Erinnert sich die Kommissarin Tamar in Ulrich Ritzels Die schwarzen Ränder der Glut daran, wie sie als Kind genötigt wurde, dem schmallippigen, ehemaligen Marinestabsrichter die Hand zu schütteln, überfällt sie immer noch ein mulmiges Gefühl. Tamar ermittelt den Tod des Gerolf Zundt, abgestürzt am Franzosenstieg auf der Schwäbischen Alb. Ihr Ulmer Dienstleiter versucht nach Interventionen Stuttgarter Schlapphutkreise die Untersuchungen abzuwürgen. Es scheint übergeordnete Interessen zu geben, nicht allzu gründlich im Umfeld des verstorbenen Leiters der deutschnationalen Johannes-Grünheim-Akademie zu recherchieren.

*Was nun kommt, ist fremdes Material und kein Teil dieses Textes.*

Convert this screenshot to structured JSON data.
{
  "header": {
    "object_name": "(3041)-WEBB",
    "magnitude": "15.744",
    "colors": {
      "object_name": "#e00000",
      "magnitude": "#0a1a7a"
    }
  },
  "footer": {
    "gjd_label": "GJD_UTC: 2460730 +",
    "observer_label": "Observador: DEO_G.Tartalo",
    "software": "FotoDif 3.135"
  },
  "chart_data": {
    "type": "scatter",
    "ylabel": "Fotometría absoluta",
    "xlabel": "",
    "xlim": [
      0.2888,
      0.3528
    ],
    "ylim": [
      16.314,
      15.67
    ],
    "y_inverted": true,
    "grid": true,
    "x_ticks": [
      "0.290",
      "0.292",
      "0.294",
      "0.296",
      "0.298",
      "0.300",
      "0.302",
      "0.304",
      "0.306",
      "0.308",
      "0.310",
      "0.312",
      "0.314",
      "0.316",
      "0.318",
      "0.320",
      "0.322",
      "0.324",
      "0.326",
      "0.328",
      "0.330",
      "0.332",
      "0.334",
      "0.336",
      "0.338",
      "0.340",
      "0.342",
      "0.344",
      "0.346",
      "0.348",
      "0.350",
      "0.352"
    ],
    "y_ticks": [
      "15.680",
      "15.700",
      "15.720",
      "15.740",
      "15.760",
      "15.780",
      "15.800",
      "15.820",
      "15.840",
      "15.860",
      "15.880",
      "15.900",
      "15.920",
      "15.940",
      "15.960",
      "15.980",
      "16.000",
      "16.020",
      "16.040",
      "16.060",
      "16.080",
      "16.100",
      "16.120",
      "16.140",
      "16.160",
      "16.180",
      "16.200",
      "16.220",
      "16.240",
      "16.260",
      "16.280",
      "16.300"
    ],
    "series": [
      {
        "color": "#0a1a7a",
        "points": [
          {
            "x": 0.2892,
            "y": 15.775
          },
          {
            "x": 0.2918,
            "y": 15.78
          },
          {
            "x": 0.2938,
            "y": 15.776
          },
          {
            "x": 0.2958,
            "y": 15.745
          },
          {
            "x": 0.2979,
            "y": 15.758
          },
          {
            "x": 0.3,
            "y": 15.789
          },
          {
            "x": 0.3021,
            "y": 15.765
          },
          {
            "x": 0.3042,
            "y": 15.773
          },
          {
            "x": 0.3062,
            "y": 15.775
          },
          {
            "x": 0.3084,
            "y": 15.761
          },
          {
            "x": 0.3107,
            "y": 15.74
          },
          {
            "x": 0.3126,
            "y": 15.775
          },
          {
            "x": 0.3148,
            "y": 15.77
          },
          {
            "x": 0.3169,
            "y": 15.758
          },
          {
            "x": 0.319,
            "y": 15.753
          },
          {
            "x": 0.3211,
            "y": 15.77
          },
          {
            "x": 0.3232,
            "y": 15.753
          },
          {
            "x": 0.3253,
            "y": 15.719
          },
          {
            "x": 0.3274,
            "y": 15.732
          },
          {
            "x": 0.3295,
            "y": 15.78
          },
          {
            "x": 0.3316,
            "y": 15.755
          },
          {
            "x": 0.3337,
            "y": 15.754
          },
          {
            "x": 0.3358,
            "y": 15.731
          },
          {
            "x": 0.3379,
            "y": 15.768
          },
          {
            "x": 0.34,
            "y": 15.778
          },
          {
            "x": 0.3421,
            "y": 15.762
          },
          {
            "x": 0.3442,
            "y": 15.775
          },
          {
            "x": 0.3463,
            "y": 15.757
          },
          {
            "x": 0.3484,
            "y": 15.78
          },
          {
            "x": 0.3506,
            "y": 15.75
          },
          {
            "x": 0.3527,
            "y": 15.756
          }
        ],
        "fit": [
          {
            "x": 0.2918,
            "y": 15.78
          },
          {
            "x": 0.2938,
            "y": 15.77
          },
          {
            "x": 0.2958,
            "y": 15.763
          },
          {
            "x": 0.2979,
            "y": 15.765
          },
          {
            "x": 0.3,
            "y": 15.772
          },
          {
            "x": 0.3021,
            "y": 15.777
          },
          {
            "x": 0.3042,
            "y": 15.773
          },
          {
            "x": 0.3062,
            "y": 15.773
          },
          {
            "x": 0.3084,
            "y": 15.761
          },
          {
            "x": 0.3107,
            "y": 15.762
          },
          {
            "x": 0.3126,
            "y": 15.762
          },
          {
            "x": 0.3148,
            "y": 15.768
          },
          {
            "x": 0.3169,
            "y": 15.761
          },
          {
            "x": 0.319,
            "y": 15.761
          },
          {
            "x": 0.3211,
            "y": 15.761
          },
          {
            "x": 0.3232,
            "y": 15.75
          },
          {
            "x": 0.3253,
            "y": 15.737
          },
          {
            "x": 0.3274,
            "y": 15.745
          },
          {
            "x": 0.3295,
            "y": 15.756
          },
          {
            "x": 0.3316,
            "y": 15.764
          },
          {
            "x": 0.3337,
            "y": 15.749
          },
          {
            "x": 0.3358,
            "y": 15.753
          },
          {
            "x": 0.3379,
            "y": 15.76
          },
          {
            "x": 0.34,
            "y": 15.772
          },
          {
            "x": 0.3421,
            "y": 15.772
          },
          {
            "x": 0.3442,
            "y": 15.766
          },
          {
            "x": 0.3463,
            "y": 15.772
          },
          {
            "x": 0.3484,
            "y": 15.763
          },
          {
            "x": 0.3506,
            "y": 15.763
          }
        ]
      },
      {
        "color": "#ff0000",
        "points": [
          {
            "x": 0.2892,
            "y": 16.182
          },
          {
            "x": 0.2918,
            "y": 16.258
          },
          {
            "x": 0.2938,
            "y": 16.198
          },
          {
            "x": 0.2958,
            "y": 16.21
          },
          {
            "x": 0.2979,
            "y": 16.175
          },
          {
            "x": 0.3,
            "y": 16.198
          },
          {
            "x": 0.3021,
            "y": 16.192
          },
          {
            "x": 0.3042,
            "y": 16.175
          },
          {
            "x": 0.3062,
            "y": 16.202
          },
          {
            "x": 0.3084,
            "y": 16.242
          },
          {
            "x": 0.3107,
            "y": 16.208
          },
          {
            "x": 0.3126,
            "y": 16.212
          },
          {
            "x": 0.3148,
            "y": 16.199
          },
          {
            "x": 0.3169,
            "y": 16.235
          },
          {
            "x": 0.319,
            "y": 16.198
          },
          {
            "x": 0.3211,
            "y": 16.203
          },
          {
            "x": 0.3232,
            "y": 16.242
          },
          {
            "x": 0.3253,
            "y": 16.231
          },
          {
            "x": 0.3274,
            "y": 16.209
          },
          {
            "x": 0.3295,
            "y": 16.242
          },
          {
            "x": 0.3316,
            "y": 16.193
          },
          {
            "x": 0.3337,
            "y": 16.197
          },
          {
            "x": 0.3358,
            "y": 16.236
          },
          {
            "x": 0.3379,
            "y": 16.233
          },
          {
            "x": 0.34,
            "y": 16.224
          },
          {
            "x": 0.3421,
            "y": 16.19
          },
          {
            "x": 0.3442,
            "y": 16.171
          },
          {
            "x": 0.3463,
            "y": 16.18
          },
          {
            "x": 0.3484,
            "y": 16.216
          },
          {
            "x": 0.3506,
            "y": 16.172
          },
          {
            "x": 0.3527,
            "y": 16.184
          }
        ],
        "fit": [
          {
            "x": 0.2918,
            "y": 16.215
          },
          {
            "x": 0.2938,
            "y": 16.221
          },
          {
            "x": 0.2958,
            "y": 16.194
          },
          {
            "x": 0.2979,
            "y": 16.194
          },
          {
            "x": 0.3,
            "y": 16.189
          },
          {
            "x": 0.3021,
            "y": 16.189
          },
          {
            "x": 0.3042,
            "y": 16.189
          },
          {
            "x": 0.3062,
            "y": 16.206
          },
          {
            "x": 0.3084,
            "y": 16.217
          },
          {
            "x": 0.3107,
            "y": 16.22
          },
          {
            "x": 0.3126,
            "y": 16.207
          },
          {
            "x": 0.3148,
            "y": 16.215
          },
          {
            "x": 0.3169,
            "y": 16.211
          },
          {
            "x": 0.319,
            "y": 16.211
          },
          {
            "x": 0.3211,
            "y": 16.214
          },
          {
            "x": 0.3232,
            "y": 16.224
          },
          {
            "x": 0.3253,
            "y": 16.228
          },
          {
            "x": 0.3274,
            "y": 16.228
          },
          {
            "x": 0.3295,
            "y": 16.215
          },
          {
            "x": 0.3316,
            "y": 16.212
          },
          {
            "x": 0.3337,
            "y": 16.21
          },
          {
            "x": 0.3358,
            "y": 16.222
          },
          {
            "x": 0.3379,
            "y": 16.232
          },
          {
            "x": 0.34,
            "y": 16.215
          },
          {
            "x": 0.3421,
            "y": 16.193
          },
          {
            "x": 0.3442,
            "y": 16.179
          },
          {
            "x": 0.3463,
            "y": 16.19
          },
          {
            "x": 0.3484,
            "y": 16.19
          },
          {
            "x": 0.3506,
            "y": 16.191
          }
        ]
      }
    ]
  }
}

Tamars Kollege Berndorf ist ihr am Tage seiner Pensionierung abhanden gekommen: Kurz vor der Übergabe seiner Entlassungsurkunde erhielt er die Nachricht vom Selbstmord eines ehemaligen Polizisten, der 1972 während eines von Berndorf geleiteten Einsatzes im Mannheim einen vermeintlichen irischen Terroristen erschoss. Berndorf begibt sich auf eine Reise in seine Vergangenheit und sucht die Menschen auf, die damals im Umfeld der sozialdemokratischen Zeitung Aufbruch die schwäbischen Verhältnisse zum Tanzen bringen wollten. Was aus ihnen geworden ist, hängt eng mit den Ereignissen des Juni 1972 zusammen.
Mit seinem Debutroman Der Schatten des Schwans, Ende der 90er Jahre erschienen, ist Ritzel ein großer Wurf gelungen, und sein dritter Krimi Die schwarzen Ränder der Glut steht dem in nichts nach: Quer durch die deutsche Geschichte verfolgt Ritzel die Spuren kleinbürgerlicher Opportunisten, deren jeweilige ideologischen Mäntelchen nur ihren Egoismus verdecken. Kleinliche Rachsucht und staatliche Intrigen befördern Tragödien, die in voller Absicht Leben und Lebenswege zerstören sollen. Soviel schamlose Böswilligkeit im Musterländle? Ritzel nimmt die gutbürgerliche Gesellschaft in Ulm und um Ulm und um Ulm herum gnadenlos auseinander, viele Romanfiguren aus dem schwäbischen 68er Milieu kommen einem seltsam bekannt vor.
Und wer zu guter letzt noch wissen will, wie es heutzutage in Lehr(er)körpern zu geht, der kommt auch da auf seine Kosten.